Organisation des élections : la Cour des comptes rend publiques ses observations définitives

Publié le 4 février 2025 à 14h50 - par

Dématérialisation de la propagande, intégration des adresses mail au répertoire électoral unique, suspension des radiations pour perte d’attache communale en cas de scrutin national… La Cour des comptes émet plusieurs recommandations sur les opérations électorales.

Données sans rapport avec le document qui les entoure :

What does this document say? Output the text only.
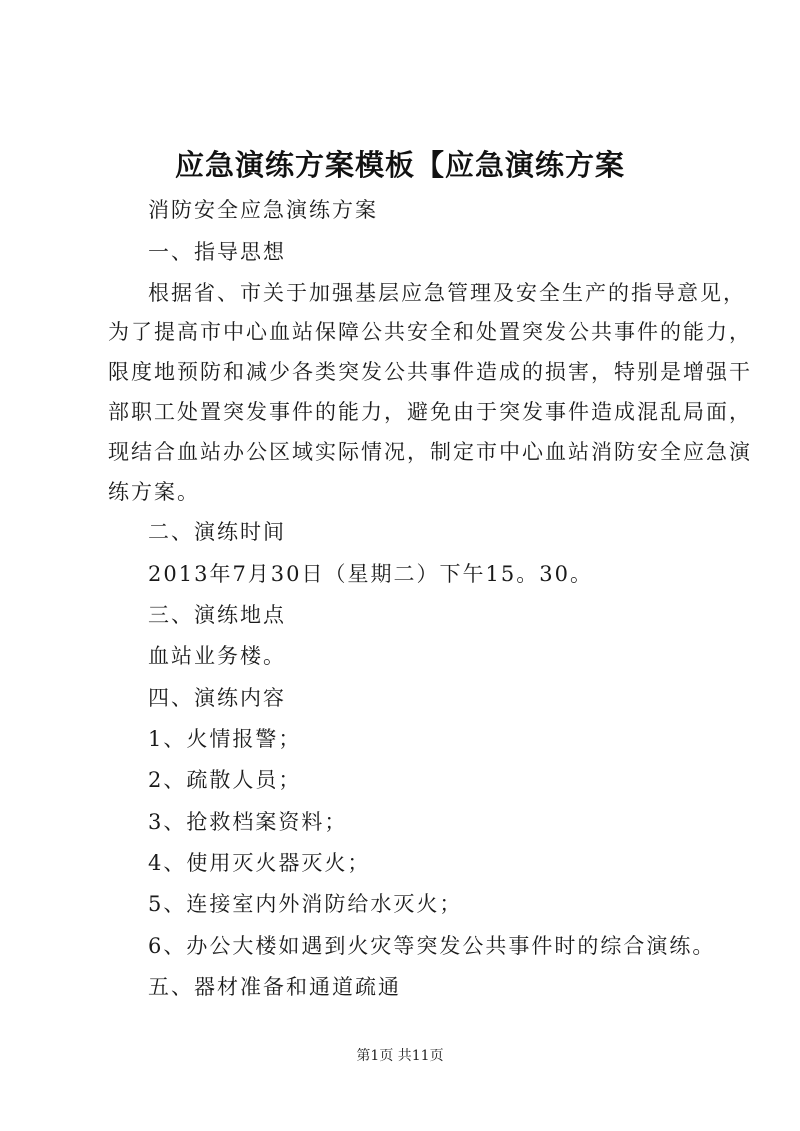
应急演练方案模板【应急演练方案
消防安全应急演练方案
一、指导思想
根据省、市关于加强基层应急管理及安全生产的指导意见，
为了提高市中心血站保障公共安全和处置突发公共事件的能力，
限度地预防和减少各类突发公共事件造成的损害，特别是增强干
部职工处置突发事件的能力，避免由于突发事件造成混乱局面，
现结合血站办公区域实际情况，制定市中心血站消防安全应急演
练方案。
二、演练时间
2013年7月30日（星期二）下午15。30。
三、演练地点
血站业务楼。
四、演练内容
1、火情报警；
2、疏散人员；
3、抢救档案资料；
4、使用灭火器灭火；
5、连接室内外消防给水灭火；
6、办公大楼如遇到火灾等突发公共事件时的综合演练。
五、器材准备和通道疏通
第1页 共11页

La Cour des comptes rend publiques des observations définitives sur l'organisation des élections
© Par Richard Villalon - stock.adobe.com

Alors que la démocratie représentative traverse une crise qui se caractérise par un taux d’abstention croissant, garantir la qualité de l’organisation des élections est essentiel, afin de préserver la sincérité des scrutins et de renforcer la confiance des citoyens, précise la Cour des comptes dans un rapport du 20 novembre 2024. Il faut notamment « préserver le vote à l’urne, sûr, simple et compréhensible », et « conforter la présence des magistrats au sein des commissions intervenant en matière électorale ».

En pratique, ce sont les communes qui organisent les opérations électorales : inscription sur les listes, envoi des cartes d’électeur, mise en place et tenue des bureaux de vote, dépouillement des bulletins et proclamation des résultats. Les maires agissent alors comme agents de l’État, sous l’autorité des préfets. Avec le répertoire électoral unique (REU), instauré en 2019, l’inscription sur les listes, plus souple, peut se faire jusqu’à six semaines avant l’élection. Cette réforme a facilité l’inscription en ligne et la demande de procurations. Le REU offre également de nombreux services aux communes : édition de la liste des électeurs à valider par la commission de contrôle, impression des listes d’émargement le jour du scrutin et fourniture des données nécessaires à l’impression des cartes électorales. Les préfectures l’utilisent pour envoyer la propagande électorale et, depuis le 1er janvier 2022, le REU gère les procurations et contribue à la mise en œuvre de leur déterritorialisation. Désormais, les électeurs peuvent en effet déposer en ligne leurs demandes d’inscription sur les listes électorales, quelle que soit leur commune de résidence.

La Cour pointe aussi les cas de « mal-inscription » qui touchent plutôt les jeunes, les personnes mobiles ou vulnérables. Il peut s’agir de personnes qui ont déménagé et choisi de ne pas se réinscrire dans leur nouvelle commune ou ont oublié, ou encore de citoyens qui ont le droit de s’inscrire dans plusieurs communes. Pour la Cour, il conviendrait d’encourager le changement d’adresse sur les listes et, à moyen terme, d’adopter un système intégré pour le faciliter.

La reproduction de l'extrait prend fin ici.